Mystery Mammal Revealed!

For a few days now, James and I have been catching sight of a Mystery Mammal in the yard. He’s smaller than a squirrel and very quick, so it’s been hard to get a good enough look to ID. But this morning, he decided to amble up the path, picking up birdseed, and I got the binoculars on him, revealing our native friend, the Hispid cotton rat.

Well, I use the word “friend” loosely. They’re not really a problem to me at the moment, but they have been known to occasionally swarm in the grain belt. E-nature describes it, with great understatement, as “one of the most prolific of all mammals.” They can breed at six weeks. Even for a rodent, that’s a pretty quick turnaround.

Cotton rats are rats, as one might guess, but chunkier and rounder than the Norwegian version, perhaps owing to the lack of cross-country skiing. Their tails are shorter in proportion to their body, and they’re standard issue agouti. (Agouti: When We Can’t Think Of Any Other Color To Be.)
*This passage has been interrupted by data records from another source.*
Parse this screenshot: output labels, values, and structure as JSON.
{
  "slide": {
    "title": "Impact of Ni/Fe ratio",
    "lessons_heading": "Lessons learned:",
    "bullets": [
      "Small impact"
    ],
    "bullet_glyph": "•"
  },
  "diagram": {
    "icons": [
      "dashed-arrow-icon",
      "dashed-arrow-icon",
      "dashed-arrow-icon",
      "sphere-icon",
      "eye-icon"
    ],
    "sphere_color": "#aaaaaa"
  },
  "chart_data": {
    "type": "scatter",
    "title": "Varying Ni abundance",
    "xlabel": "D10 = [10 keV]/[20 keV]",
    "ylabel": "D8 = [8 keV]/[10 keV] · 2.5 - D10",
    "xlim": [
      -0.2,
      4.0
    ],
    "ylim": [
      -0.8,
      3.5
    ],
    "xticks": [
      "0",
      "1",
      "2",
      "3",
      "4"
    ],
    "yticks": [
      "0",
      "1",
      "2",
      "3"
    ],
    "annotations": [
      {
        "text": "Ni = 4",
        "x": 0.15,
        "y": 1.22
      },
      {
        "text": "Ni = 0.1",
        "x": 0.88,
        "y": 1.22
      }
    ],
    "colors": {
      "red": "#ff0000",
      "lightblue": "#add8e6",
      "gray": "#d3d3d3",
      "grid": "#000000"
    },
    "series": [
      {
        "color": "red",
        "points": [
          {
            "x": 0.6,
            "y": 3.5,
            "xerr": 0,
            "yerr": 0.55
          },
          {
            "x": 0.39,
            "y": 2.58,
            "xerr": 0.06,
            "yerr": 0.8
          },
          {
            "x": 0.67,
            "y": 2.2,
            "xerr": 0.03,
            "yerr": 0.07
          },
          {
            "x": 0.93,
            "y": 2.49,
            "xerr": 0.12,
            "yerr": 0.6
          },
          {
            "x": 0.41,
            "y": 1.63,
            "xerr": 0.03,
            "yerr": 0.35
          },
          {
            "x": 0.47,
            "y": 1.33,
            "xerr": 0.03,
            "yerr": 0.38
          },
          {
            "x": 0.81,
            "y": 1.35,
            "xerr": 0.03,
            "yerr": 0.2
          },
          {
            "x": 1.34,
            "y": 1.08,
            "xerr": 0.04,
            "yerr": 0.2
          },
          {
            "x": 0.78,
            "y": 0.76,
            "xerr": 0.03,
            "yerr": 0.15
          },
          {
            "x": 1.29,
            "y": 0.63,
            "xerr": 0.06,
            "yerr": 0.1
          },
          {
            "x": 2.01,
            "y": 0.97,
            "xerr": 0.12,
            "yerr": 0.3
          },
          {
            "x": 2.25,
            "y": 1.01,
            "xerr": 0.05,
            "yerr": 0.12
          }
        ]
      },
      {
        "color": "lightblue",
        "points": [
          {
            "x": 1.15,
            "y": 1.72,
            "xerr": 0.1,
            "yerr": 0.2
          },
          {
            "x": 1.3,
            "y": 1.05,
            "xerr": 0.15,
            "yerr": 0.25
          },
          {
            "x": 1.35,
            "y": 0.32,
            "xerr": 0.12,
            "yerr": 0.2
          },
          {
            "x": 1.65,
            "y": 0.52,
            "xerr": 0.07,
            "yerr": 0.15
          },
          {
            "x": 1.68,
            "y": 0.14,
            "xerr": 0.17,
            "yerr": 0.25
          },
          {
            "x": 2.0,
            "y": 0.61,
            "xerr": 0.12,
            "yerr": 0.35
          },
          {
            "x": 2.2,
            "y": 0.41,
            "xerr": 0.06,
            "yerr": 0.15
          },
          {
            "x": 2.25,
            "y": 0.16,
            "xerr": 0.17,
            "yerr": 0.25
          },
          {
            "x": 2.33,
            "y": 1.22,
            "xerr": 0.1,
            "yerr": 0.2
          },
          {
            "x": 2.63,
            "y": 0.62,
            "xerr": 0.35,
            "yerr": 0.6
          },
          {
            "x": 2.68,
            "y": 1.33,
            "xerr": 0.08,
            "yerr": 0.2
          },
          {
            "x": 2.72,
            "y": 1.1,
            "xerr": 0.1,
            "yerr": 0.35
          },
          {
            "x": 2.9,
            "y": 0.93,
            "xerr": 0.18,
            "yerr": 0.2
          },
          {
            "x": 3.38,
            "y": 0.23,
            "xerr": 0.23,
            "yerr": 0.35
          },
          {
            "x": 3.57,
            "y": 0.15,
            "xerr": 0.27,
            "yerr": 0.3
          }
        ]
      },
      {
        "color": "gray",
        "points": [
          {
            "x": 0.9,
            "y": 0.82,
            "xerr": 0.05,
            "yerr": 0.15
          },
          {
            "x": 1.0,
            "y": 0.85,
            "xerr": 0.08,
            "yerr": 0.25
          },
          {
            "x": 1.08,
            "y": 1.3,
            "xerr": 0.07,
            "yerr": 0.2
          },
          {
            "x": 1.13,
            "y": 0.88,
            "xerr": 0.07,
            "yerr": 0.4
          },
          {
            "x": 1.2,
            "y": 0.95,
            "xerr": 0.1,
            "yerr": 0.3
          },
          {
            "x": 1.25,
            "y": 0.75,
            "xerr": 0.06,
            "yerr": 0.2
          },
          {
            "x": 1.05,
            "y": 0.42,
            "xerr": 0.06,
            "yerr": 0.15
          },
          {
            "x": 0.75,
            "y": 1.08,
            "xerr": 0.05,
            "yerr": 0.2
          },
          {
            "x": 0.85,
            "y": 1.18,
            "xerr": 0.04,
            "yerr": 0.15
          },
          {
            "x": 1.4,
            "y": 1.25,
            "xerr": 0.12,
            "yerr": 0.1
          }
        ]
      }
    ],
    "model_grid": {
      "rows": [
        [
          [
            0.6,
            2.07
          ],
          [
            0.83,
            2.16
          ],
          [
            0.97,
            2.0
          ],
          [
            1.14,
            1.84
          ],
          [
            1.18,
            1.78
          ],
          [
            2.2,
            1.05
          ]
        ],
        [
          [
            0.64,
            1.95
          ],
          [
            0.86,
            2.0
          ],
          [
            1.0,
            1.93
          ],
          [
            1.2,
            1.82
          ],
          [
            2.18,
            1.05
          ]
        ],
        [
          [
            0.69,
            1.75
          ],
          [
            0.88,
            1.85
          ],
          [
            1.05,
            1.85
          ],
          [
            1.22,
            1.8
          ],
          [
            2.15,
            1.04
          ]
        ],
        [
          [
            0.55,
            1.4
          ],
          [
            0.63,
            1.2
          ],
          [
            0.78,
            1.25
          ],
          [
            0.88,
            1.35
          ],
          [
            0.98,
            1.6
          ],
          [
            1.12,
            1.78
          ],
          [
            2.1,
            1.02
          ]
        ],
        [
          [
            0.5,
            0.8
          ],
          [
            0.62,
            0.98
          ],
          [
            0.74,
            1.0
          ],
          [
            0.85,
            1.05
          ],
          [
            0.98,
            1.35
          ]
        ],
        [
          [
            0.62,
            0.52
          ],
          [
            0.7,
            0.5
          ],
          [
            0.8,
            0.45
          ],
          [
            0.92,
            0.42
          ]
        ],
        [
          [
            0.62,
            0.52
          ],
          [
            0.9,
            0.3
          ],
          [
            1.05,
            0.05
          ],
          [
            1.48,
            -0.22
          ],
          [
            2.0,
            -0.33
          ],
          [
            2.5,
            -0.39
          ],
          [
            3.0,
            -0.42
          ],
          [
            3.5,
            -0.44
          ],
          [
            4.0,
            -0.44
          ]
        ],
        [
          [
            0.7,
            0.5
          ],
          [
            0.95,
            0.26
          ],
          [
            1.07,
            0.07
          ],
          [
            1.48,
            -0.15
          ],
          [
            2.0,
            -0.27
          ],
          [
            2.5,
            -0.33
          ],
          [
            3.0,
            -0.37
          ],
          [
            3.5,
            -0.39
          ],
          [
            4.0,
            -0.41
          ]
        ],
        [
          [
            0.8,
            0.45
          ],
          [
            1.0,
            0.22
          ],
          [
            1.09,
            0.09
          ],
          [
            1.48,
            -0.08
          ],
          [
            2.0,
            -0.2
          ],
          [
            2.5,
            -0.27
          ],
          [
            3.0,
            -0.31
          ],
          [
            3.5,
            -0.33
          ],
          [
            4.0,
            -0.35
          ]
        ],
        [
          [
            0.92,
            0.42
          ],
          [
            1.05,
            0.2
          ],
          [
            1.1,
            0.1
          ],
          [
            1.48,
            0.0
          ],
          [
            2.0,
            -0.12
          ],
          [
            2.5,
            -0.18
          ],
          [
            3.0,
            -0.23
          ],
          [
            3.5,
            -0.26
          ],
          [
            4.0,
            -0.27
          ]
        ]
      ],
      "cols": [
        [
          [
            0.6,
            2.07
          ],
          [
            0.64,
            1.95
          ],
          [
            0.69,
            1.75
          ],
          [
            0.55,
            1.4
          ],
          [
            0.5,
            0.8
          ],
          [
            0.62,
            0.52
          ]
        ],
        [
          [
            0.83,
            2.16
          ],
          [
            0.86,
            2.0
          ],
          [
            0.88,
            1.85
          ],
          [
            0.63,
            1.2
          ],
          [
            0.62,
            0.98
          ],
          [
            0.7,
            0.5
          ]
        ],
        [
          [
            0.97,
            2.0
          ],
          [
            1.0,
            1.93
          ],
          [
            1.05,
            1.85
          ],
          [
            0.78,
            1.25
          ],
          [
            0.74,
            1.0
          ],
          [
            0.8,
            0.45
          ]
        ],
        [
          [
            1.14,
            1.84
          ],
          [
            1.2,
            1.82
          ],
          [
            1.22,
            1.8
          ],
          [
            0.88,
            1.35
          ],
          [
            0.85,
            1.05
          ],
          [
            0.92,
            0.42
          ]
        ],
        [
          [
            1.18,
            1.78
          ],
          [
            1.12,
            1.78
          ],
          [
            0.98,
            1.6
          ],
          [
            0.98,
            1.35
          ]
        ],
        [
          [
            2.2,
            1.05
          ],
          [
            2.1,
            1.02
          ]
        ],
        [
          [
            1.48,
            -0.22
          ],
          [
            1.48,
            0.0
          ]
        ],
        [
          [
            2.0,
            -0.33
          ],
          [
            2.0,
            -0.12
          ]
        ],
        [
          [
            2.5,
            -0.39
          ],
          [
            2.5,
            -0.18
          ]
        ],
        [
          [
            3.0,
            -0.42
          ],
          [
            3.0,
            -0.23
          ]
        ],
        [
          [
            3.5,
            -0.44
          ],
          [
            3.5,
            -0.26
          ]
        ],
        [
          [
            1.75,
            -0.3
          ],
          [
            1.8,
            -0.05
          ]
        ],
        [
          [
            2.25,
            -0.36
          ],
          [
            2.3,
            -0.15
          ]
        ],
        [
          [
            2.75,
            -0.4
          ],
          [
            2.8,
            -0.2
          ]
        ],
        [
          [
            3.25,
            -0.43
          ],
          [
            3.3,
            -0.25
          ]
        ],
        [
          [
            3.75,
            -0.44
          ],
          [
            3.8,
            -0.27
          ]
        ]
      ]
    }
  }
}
He’s not bothering anybody, and his family was probably here before I was, so I’ll leave him alone.

http://www.uga.edu/srel/genopi1.htm

I also discovered, to my unspeakable delight, while looking this guy up that there is a beast that lives in western North Carolina called the Southern Bog Lemming.

Dude. Bog lemmings. That’s wonderful! I can see tiny hordes assembling and marching off to throw themselves in the bog. Then they sit there for a minute, look sheepish, lemming-paddle to the shore and go home.

Well, except for Fred, who found the quicksand. Good show, Fred!

(Yes, yes, I know, urban legend, lemmings don’t do that, Disney’s totally responsible. This is mythology, people, not biology.)